Writer: Carli Gardner

Glendon researchers engage in interdisciplinary projects to undertake deep reflections, leading them to interesting discoveries in different fields of study. In turn, Glendon researchers communicate their passions to enrich the academic environment of the College, and to encourage students to pursue their research interests both inside and outside the classroom.

Headshot of Dr. Marie-Hélène Larochelle

Marie-Hélène Larochelle, a researcher and professor at Glendon, is also a writer. She combines her passion for French literature with literary creation in her first novel Daniil and Vanya published in English translation last fall. The translated novel has been acclaimed by the CBC, the Globe and Mail, Quill & Quire and other media outlets.

The theme of Larochelle’s Daniil and Vanya is violence in contemporary literature. The foundations of the professor’s scholarly studies — “the monstrosity in literature when it meets the banal, the evil in each of us” — are also taken up in the novel.

The magazine Châtelaine describes Daniil and Vanya as “an unflinching psychological horror story, both sinister and awe-inspiringly good.” According to the Toronto Star, it is rather a “thriller about family life that exists firmly on the dark side.” The novel tells the story of Emma and Gregory, a perfect Toronto couple who, before adopting twins, seem to have an idyllic life. For a brief summary of the novel, click here.

“Daniil and Vanya” book cover.

After a traumatic pregnancy that ends in a miscarriage, the couple decides to travel to Russia to adopt twin boys. However, as soon as they leave St. Petersburg, the young boys begin to illustrate perverse behaviour that becomes worrisome. A gulf widens between the new parents, alienating their friends and family. The two brothers show troubling signs of lack of empathy and leave a series of disturbing incidents in their wake. Rumours persist as the twins become teenagers — even as Emma continues to cling to her dream of the perfect family. A dark, violent and tense novel, Daniil and Vanya shows the bond between parent and child gone wrong (from Invisible Publishing).

Even though Dr. Larochelle uses her research skills to develop her book, the processes of scientific research and novel writing sometimes diverge. For example, before undertaking the writing, she adopted an innovative process: she created scrapbooks with sketches, diagrams, photos and even colour samples to compose the novel’s universe. The aim of these scrapbooks is to allow the author to find herself in “each of the characters […], not because they look like them, but because the process required them to appropriate their intimacy, their identity.” The creation of a novel therefore requires intensity and precision on the part of the novelist, which is akin to the rigours of scientific research Dr. Larochelle is responsible as an associate professor in the Glendon College Department of French Studies.
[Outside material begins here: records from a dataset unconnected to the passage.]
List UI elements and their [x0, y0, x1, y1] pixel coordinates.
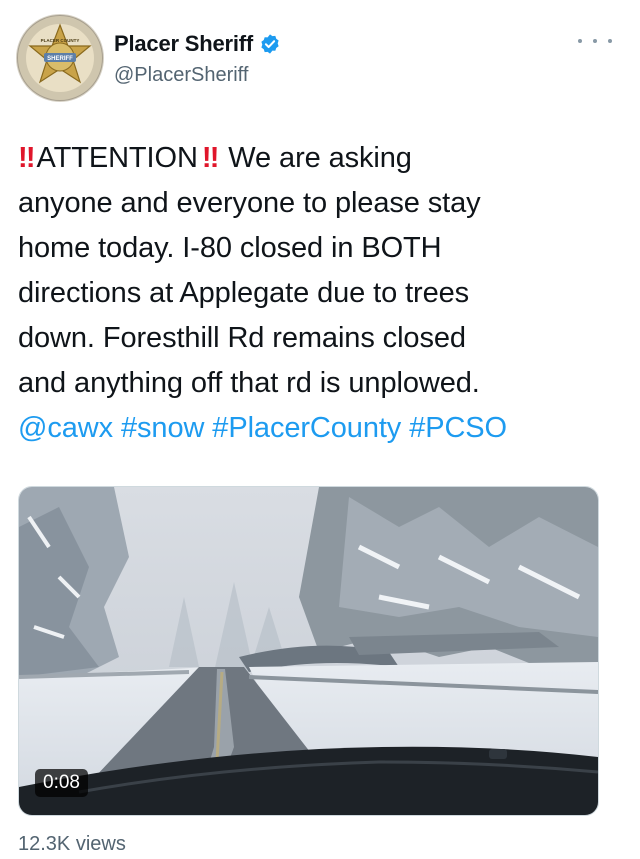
- mention-link[interactable]: @cawx: [18, 412, 113, 444]
- tweet-line: and anything off that rd is unplowed.: [18, 367, 480, 399]
- attention-word: ATTENTION: [36, 142, 198, 174]
- verified-badge-icon: [259, 33, 281, 55]
- more-dot: [608, 39, 612, 43]
- badge-top-text: PLACER COUNTY: [41, 38, 80, 43]
- name-row: Placer Sheriff: [114, 31, 281, 57]
- tweet-line: home today. I-80 closed in BOTH: [18, 232, 442, 264]
- badge-center-text: SHERIFF: [47, 56, 73, 62]
- tweet-line: anyone and everyone to please stay: [18, 187, 481, 219]
- snowy-road-video-thumbnail: [19, 487, 598, 815]
- tweet-line: down. Foresthill Rd remains closed: [18, 322, 466, 354]
- tweet-line: directions at Applegate due to trees: [18, 277, 470, 309]
- double-exclamation-emoji: ‼: [18, 142, 35, 174]
- display-name[interactable]: Placer Sheriff: [114, 31, 253, 57]
- author-handle[interactable]: @PlacerSheriff: [114, 64, 248, 87]
- more-options-icon[interactable]: [578, 29, 612, 53]
- tweet-line: ‼ ATTENTION ‼ We are asking: [18, 136, 618, 181]
- more-dot: [593, 39, 597, 43]
- video-duration-badge: 0:08: [35, 769, 88, 797]
- video-player[interactable]: 0:08: [18, 486, 599, 816]
- sheriff-star-badge-icon: SHERIFF PLACER COUNTY: [18, 16, 102, 100]
- more-dot: [578, 39, 582, 43]
- hashtag-link[interactable]: #snow: [121, 412, 204, 444]
- tweet-links-line: @cawx #snow #PlacerCounty #PCSO: [18, 406, 618, 451]
- avatar[interactable]: SHERIFF PLACER COUNTY: [16, 14, 104, 102]
- hashtag-link[interactable]: #PlacerCounty: [212, 412, 401, 444]
- tweet-header: SHERIFF PLACER COUNTY Placer Sheriff @Pl…: [0, 0, 640, 110]
- tweet-text: ‼ ATTENTION ‼ We are asking anyone and eve…: [18, 136, 618, 451]
- tweet-line-1-text: We are asking: [220, 142, 412, 174]
- view-count: 12.3K views: [18, 833, 126, 855]
- hashtag-link[interactable]: #PCSO: [409, 412, 507, 444]
- double-exclamation-emoji: ‼: [201, 142, 219, 174]
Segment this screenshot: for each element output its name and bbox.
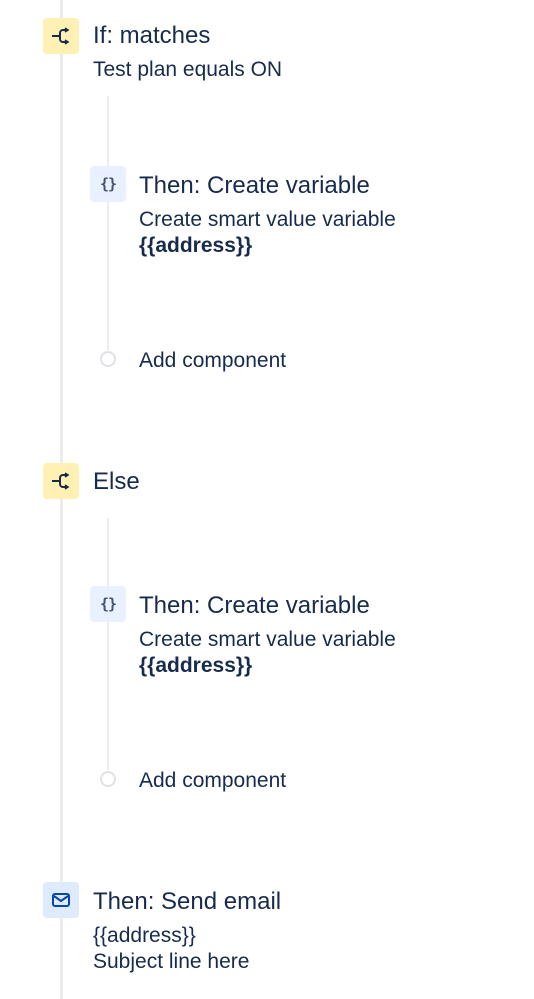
step-description: Create smart value variable [139,628,396,651]
add-component-button[interactable]: Add component [139,348,286,374]
step-description: Test plan equals ON [93,58,283,81]
braces-icon: {} [90,586,126,622]
email-subject: Subject line here [93,950,250,973]
branch-icon [43,18,79,54]
branch-icon [43,463,79,499]
branch-rail-else [107,518,109,770]
step-title: If: matches [93,22,211,49]
braces-icon: {} [90,166,126,202]
email-recipient: {{address}} [93,924,196,947]
step-title: Then: Send email [93,888,282,915]
step-title: Then: Create variable [139,172,370,199]
step-title: Else [93,468,140,495]
branch-rail-if [107,96,109,350]
variable-name: {{address}} [139,234,253,257]
mail-icon [43,882,79,918]
add-component-button[interactable]: Add component [139,768,286,794]
step-description: Create smart value variable [139,208,396,231]
variable-name: {{address}} [139,654,253,677]
add-component-node[interactable] [100,771,116,787]
flow-rail [60,0,63,999]
step-title: Then: Create variable [139,592,370,619]
add-component-node[interactable] [100,351,116,367]
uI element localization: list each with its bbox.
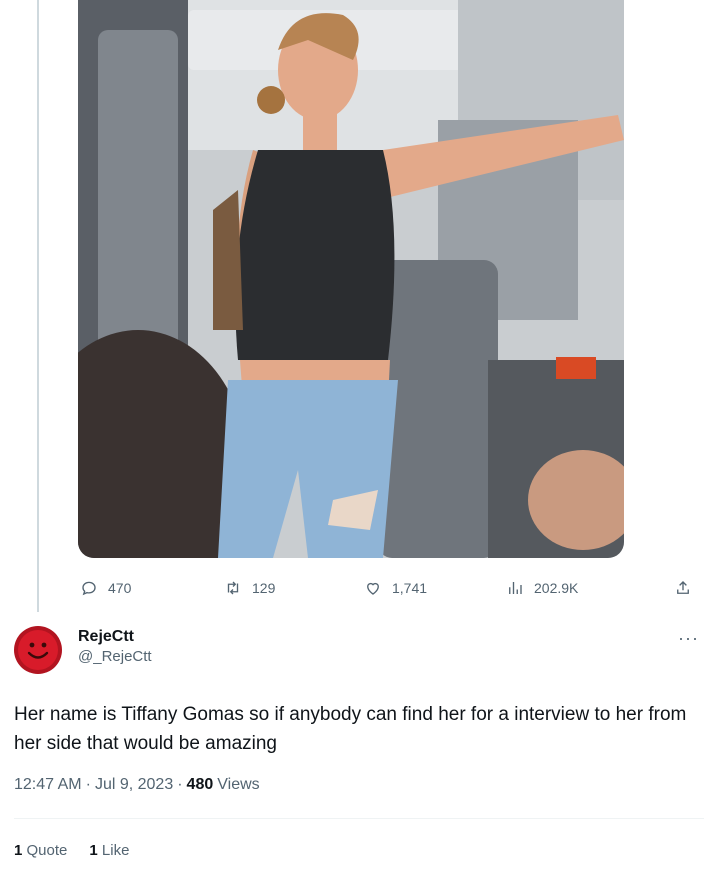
views-button[interactable]: 202.9K [506, 576, 578, 600]
likes-label: Like [101, 842, 130, 859]
views-count: 202.9K [534, 580, 579, 596]
avatar[interactable] [14, 626, 62, 674]
views-count-value: 480 [186, 776, 214, 793]
tweet-text: Her name is Tiffany Gomas so if anybody … [14, 704, 687, 754]
retweet-button[interactable]: 129 [224, 576, 275, 600]
tweet-time[interactable]: 12:47 AM [14, 776, 82, 794]
divider [14, 818, 704, 819]
media-illustration [78, 0, 624, 558]
share-icon [677, 581, 689, 594]
display-name[interactable]: RejeCtt [78, 627, 152, 647]
quotes-link[interactable]: 1 Quote [14, 842, 67, 859]
tweet-date[interactable]: Jul 9, 2023 [95, 776, 173, 794]
engagement-counts: 1 Quote 1 Like [14, 842, 129, 859]
likes-link[interactable]: 1 Like [89, 842, 129, 859]
views-label: Views [217, 776, 260, 793]
author-block: RejeCtt @_RejeCtt [78, 627, 152, 667]
quotes-label: Quote [26, 842, 68, 859]
likes-count: 1 [89, 842, 98, 859]
reply-button[interactable]: 470 [80, 576, 131, 600]
views-icon [509, 582, 522, 594]
tweet-action-bar: 470 129 1,741 202.9K [78, 576, 698, 600]
like-icon [367, 582, 379, 595]
user-handle[interactable]: @_RejeCtt [78, 647, 152, 667]
meta-separator: · [85, 776, 91, 793]
tweet-metadata: 12:47 AM · Jul 9, 2023 · 480 Views [14, 776, 260, 794]
quotes-count: 1 [14, 842, 23, 859]
meta-separator: · [177, 776, 183, 793]
reply-icon [82, 581, 96, 596]
more-options-button[interactable]: ··· [678, 628, 699, 649]
thread-line [37, 0, 39, 612]
retweet-icon [227, 581, 239, 595]
like-button[interactable]: 1,741 [364, 576, 427, 600]
like-count: 1,741 [392, 580, 428, 596]
reply-count: 470 [108, 580, 132, 596]
retweet-count: 129 [252, 580, 276, 596]
smiley-face-icon [18, 630, 58, 670]
tweet-media-image[interactable] [78, 0, 624, 558]
share-button[interactable] [674, 576, 692, 600]
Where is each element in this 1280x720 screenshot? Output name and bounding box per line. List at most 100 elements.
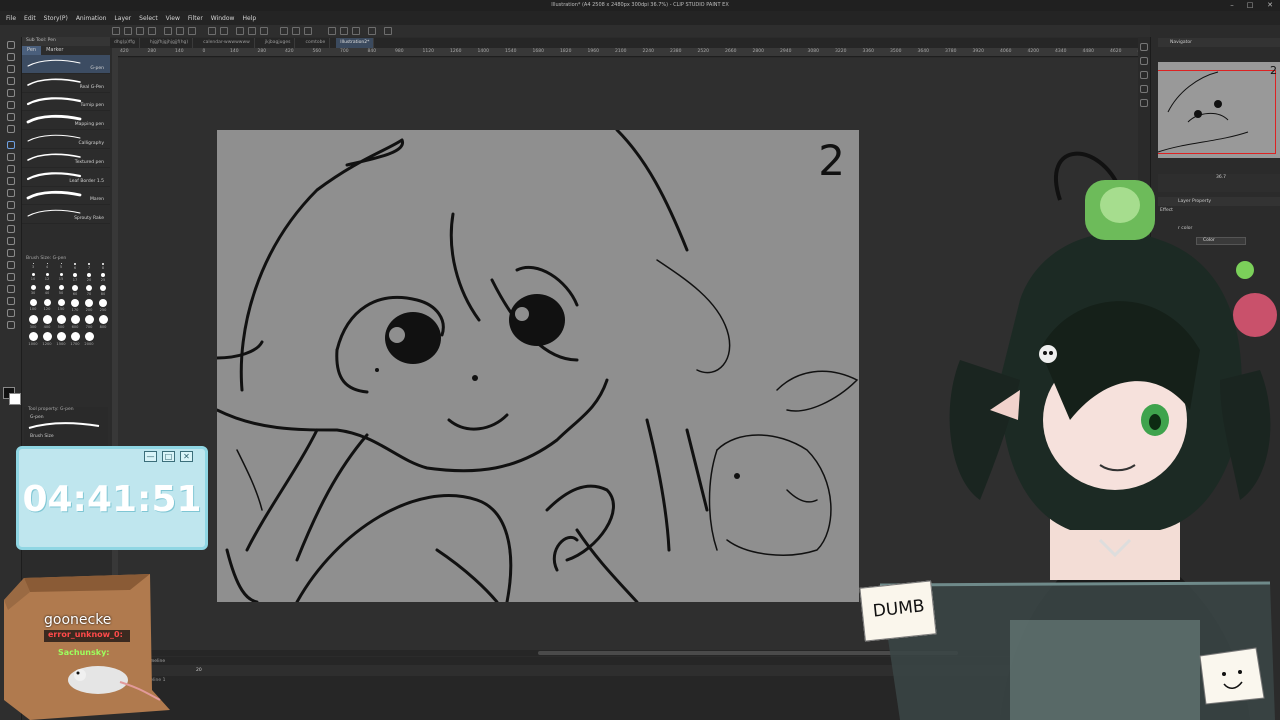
brush-item[interactable]: Maren	[22, 187, 110, 206]
panel-icon[interactable]	[1140, 57, 1148, 65]
text-icon[interactable]	[7, 285, 15, 293]
brush-size-option[interactable]: 120	[40, 299, 54, 312]
brush-size-option[interactable]: 15	[54, 273, 68, 282]
gradient-icon[interactable]	[7, 237, 15, 245]
tab-document[interactable]: dhg(p)ffg	[110, 38, 140, 48]
panel-icon[interactable]	[1140, 71, 1148, 79]
new-file-icon[interactable]	[112, 27, 120, 35]
pen-icon[interactable]	[7, 141, 15, 149]
brush-size-option[interactable]: 25	[96, 273, 110, 282]
subtool-tab-pen[interactable]: Pen	[22, 46, 42, 55]
menu-help[interactable]: Help	[242, 15, 256, 22]
settings-icon[interactable]	[236, 27, 244, 35]
brush-size-option[interactable]: 30	[26, 285, 40, 296]
check-icon[interactable]	[328, 27, 336, 35]
pencil-icon[interactable]	[7, 153, 15, 161]
brush-size-option[interactable]: 60	[68, 285, 82, 296]
fill-icon[interactable]	[7, 225, 15, 233]
brush-size-option[interactable]: 400	[40, 315, 54, 329]
selection-icon[interactable]	[7, 89, 15, 97]
close-button[interactable]: ✕	[1262, 0, 1278, 11]
menu-filter[interactable]: Filter	[188, 15, 203, 22]
panel-icon[interactable]	[1140, 99, 1148, 107]
correct-line-icon[interactable]	[7, 309, 15, 317]
minimize-button[interactable]: –	[1224, 0, 1240, 11]
redo-icon[interactable]	[220, 27, 228, 35]
tool-icon[interactable]	[176, 27, 184, 35]
tab-document-active[interactable]: Illustration2*	[336, 38, 375, 48]
tool-icon[interactable]	[368, 27, 376, 35]
brush-size-option[interactable]: 800	[96, 315, 110, 329]
undo-icon[interactable]	[208, 27, 216, 35]
move-icon[interactable]	[7, 53, 15, 61]
brush-size-option[interactable]: 2000	[82, 332, 96, 346]
panel-icon[interactable]	[1140, 43, 1148, 51]
airbrush-icon[interactable]	[7, 177, 15, 185]
brush-size-option[interactable]: 10	[26, 273, 40, 282]
brush-size-option[interactable]: 8	[96, 263, 110, 270]
drawing-canvas[interactable]: 2	[217, 130, 859, 602]
save-icon[interactable]	[136, 27, 144, 35]
tool-icon[interactable]	[248, 27, 256, 35]
brush-item[interactable]: G-pen	[22, 55, 110, 74]
magic-wand-icon[interactable]	[7, 113, 15, 121]
brush-size-option[interactable]: 12	[40, 273, 54, 282]
eraser-icon[interactable]	[7, 201, 15, 209]
brush-size-option[interactable]: 50	[54, 285, 68, 296]
check-icon[interactable]	[340, 27, 348, 35]
brush-size-option[interactable]: 150	[54, 299, 68, 312]
brush-size-option[interactable]: 250	[96, 299, 110, 312]
subtool-tab-marker[interactable]: Marker	[41, 46, 68, 55]
balloon-icon[interactable]	[7, 297, 15, 305]
tab-document[interactable]: comtobe	[301, 38, 331, 48]
brush-size-option[interactable]: 100	[26, 299, 40, 312]
operation-icon[interactable]	[7, 65, 15, 73]
menu-window[interactable]: Window	[211, 15, 235, 22]
menu-select[interactable]: Select	[139, 15, 158, 22]
brush-size-option[interactable]: 170	[68, 299, 82, 312]
move-layer-icon[interactable]	[7, 77, 15, 85]
brush-size-option[interactable]: 3	[26, 263, 40, 270]
brush-size-option[interactable]: 20	[82, 273, 96, 282]
menu-layer[interactable]: Layer	[114, 15, 131, 22]
brush-item[interactable]: Real G-Pen	[22, 74, 110, 93]
lasso-icon[interactable]	[7, 101, 15, 109]
tool-icon[interactable]	[304, 27, 312, 35]
brush-size-option[interactable]: 80	[96, 285, 110, 296]
brush-size-option[interactable]: 1700	[68, 332, 82, 346]
brush-size-option[interactable]: 4	[40, 263, 54, 270]
tool-icon[interactable]	[280, 27, 288, 35]
brush-item[interactable]: Sprouty Rake	[22, 205, 110, 225]
maximize-button[interactable]: □	[1242, 0, 1258, 11]
open-icon[interactable]	[124, 27, 132, 35]
brush-size-option[interactable]: 1200	[40, 332, 54, 346]
brush-size-option[interactable]: 1000	[26, 332, 40, 346]
brush-size-option[interactable]: 200	[82, 299, 96, 312]
brush-size-option[interactable]: 1500	[54, 332, 68, 346]
menu-file[interactable]: File	[6, 15, 16, 22]
menu-edit[interactable]: Edit	[24, 15, 36, 22]
3d-icon[interactable]	[7, 321, 15, 329]
tool-icon[interactable]	[384, 27, 392, 35]
brush-item[interactable]: Turnip pen	[22, 93, 110, 112]
decoration-icon[interactable]	[7, 189, 15, 197]
frame-icon[interactable]	[7, 261, 15, 269]
brush-size-option[interactable]: 7	[82, 263, 96, 270]
zoom-icon[interactable]	[7, 41, 15, 49]
tab-document[interactable]: calendar-wwwwwww	[199, 38, 255, 48]
tab-document[interactable]: jkjbagjuges	[261, 38, 296, 48]
brush-icon[interactable]	[7, 165, 15, 173]
brush-size-option[interactable]: 6	[68, 263, 82, 270]
panel-icon[interactable]	[1140, 85, 1148, 93]
brush-size-option[interactable]: 600	[68, 315, 82, 329]
menu-animation[interactable]: Animation	[76, 15, 107, 22]
blend-icon[interactable]	[7, 213, 15, 221]
brush-size-option[interactable]: 500	[54, 315, 68, 329]
brush-size-option[interactable]: 700	[82, 315, 96, 329]
tool-icon[interactable]	[188, 27, 196, 35]
sub-color-swatch[interactable]	[9, 393, 21, 405]
tool-icon[interactable]	[260, 27, 268, 35]
brush-item[interactable]: Textured pen	[22, 149, 110, 168]
brush-size-option[interactable]: 5	[54, 263, 68, 270]
eyedropper-icon[interactable]	[7, 125, 15, 133]
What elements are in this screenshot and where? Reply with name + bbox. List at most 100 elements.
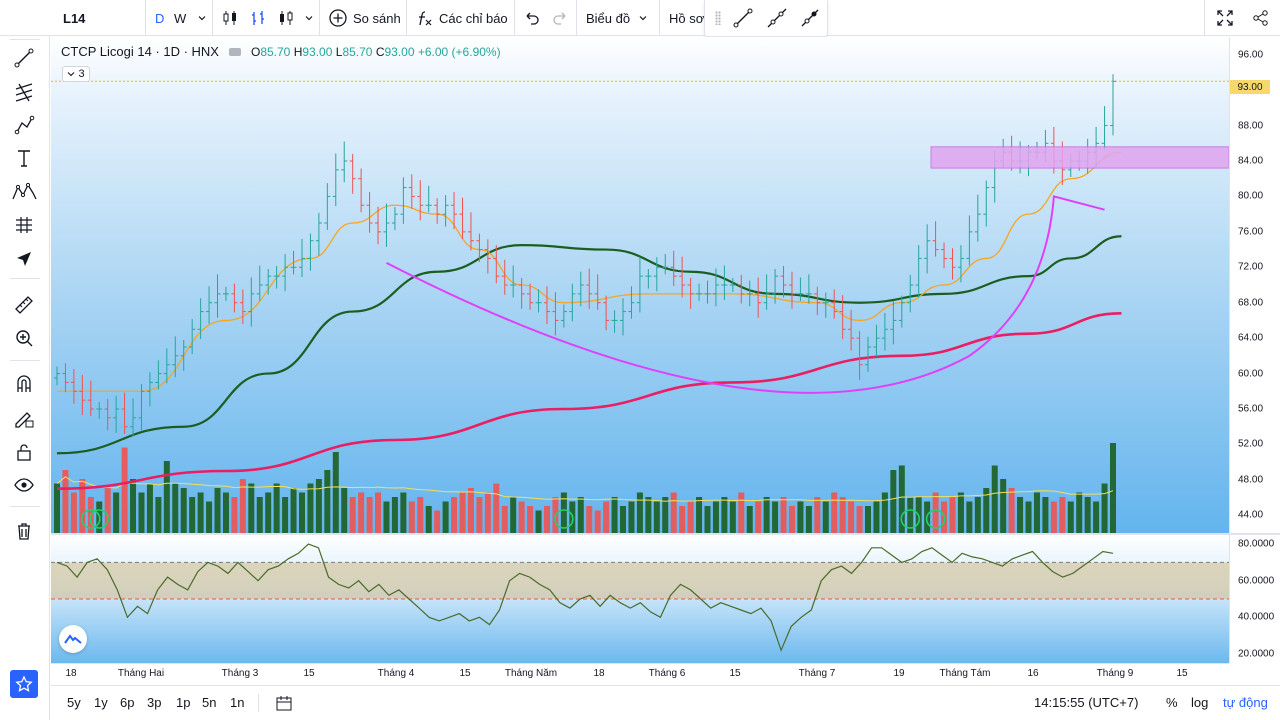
fullscreen-icon[interactable] — [1216, 0, 1234, 36]
price-tick: 52.00 — [1238, 438, 1264, 450]
candle — [417, 180, 424, 221]
oscillator-pane[interactable] — [51, 535, 1229, 663]
candle — [54, 366, 60, 386]
candle — [611, 310, 618, 333]
drag-handle-icon[interactable] — [715, 11, 721, 25]
oscillator-tick: 60.0000 — [1238, 575, 1275, 587]
range-1m-button[interactable]: 1p — [176, 695, 190, 710]
oscillator-scale[interactable]: 80.0000 60.0000 40.0000 20.0000 — [1229, 535, 1280, 663]
volume-bar — [282, 497, 289, 533]
clock-timezone[interactable]: 14:15:55 (UTC+7) — [1034, 695, 1138, 710]
candle — [298, 238, 305, 278]
path-tool-icon[interactable] — [8, 109, 40, 141]
symbol-search-button[interactable]: L14 — [63, 0, 85, 36]
volume-bar — [645, 497, 652, 533]
trend-line-tool-icon[interactable] — [8, 42, 40, 74]
candles-icon[interactable] — [221, 0, 239, 36]
volume-bar — [662, 497, 669, 533]
auto-scale-toggle[interactable]: tự động — [1223, 695, 1268, 710]
candle — [653, 257, 660, 292]
line-tool-icon[interactable] — [727, 0, 760, 36]
interval-week-button[interactable]: W — [174, 0, 186, 36]
text-tool-icon[interactable] — [8, 142, 40, 174]
pattern-tool-icon[interactable] — [8, 176, 40, 208]
volume-bar — [1067, 501, 1074, 533]
interval-dropdown-chevron-icon[interactable] — [197, 0, 207, 36]
volume-bar — [890, 470, 897, 533]
chart-type-chevron-icon[interactable] — [304, 0, 314, 36]
log-scale-toggle[interactable]: log — [1191, 695, 1208, 710]
share-icon[interactable] — [1252, 0, 1270, 36]
candle — [79, 374, 86, 416]
percent-scale-toggle[interactable]: % — [1166, 695, 1178, 710]
legend-visibility-toggle[interactable] — [228, 47, 241, 56]
volume-bar — [881, 492, 888, 533]
ruler-icon[interactable] — [8, 289, 40, 321]
profile-button[interactable]: Hồ sơ — [669, 0, 704, 36]
volume-bar — [1017, 497, 1024, 533]
favorites-star-icon[interactable] — [10, 670, 38, 698]
legend-ohlc: O85.70 H93.00 L85.70 C93.00 +6.00 (+6.90… — [250, 44, 501, 59]
extended-line-tool-icon[interactable] — [794, 0, 827, 36]
last-price-label: 93.00 — [1230, 80, 1270, 94]
volume-bar — [780, 497, 787, 533]
volume-bar — [383, 501, 390, 533]
volume-bar — [138, 492, 145, 533]
indicators-button[interactable]: Các chỉ báo — [416, 0, 508, 36]
zoom-in-icon[interactable] — [8, 322, 40, 354]
candle — [180, 339, 187, 371]
trash-icon[interactable] — [8, 515, 40, 547]
range-1d-button[interactable]: 1n — [230, 695, 244, 710]
hollow-candles-icon[interactable] — [277, 0, 295, 36]
range-1y-button[interactable]: 1y — [94, 695, 108, 710]
candle — [130, 398, 137, 437]
tradingview-logo-icon[interactable] — [59, 625, 87, 653]
volume-bar — [957, 492, 964, 533]
goto-date-calendar-icon[interactable] — [275, 694, 293, 715]
volume-bar — [772, 501, 779, 533]
floating-drawing-toolbar — [704, 0, 828, 37]
time-tick: Tháng 3 — [221, 668, 259, 679]
cursor-arrow-icon[interactable] — [8, 243, 40, 275]
interval-day-button[interactable]: D — [155, 0, 164, 36]
range-6m-button[interactable]: 6p — [120, 695, 134, 710]
chart-menu-label: Biểu đồ — [586, 10, 631, 26]
candle — [273, 265, 280, 289]
candle — [949, 248, 956, 280]
volume-bar — [628, 501, 635, 533]
range-5y-button[interactable]: 5y — [67, 695, 81, 710]
indicator-collapse-button[interactable]: 3 — [62, 66, 90, 82]
compare-button[interactable]: So sánh — [328, 0, 401, 36]
price-scale[interactable]: 96.0092.0088.0084.0080.0076.0072.0068.00… — [1229, 37, 1280, 533]
volume-bar — [290, 488, 297, 533]
volume-bar — [1050, 501, 1057, 533]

“Je suis le courant la vase” book cover.

As a professor, Dr. Larochelle explores the possibilities in French Studies through her publication, which reinforces the quality not only of her novel, but also of her scholarly research. According to Professor Larochelle, writing fiction helps her to better “understand the inner workings of writing,” a subject she loves to teach. Dr. Larochelle’s ability to connect her research with her writing thus improves the quality of her teaching.

Glendon’s Office of Research and Innovation is proud to celebrate Marie-Hélène Larochelle’s diverse achievements in her various roles. Let us congratulate this multi-talented professor and applaud her for the publication of the English translation of her first novel, Daniil and Vanya. We look forward to reading Larochelle’s next new book Je suis le courant la vase (Leméac éditeur) which is due for publication on January 18, 2021!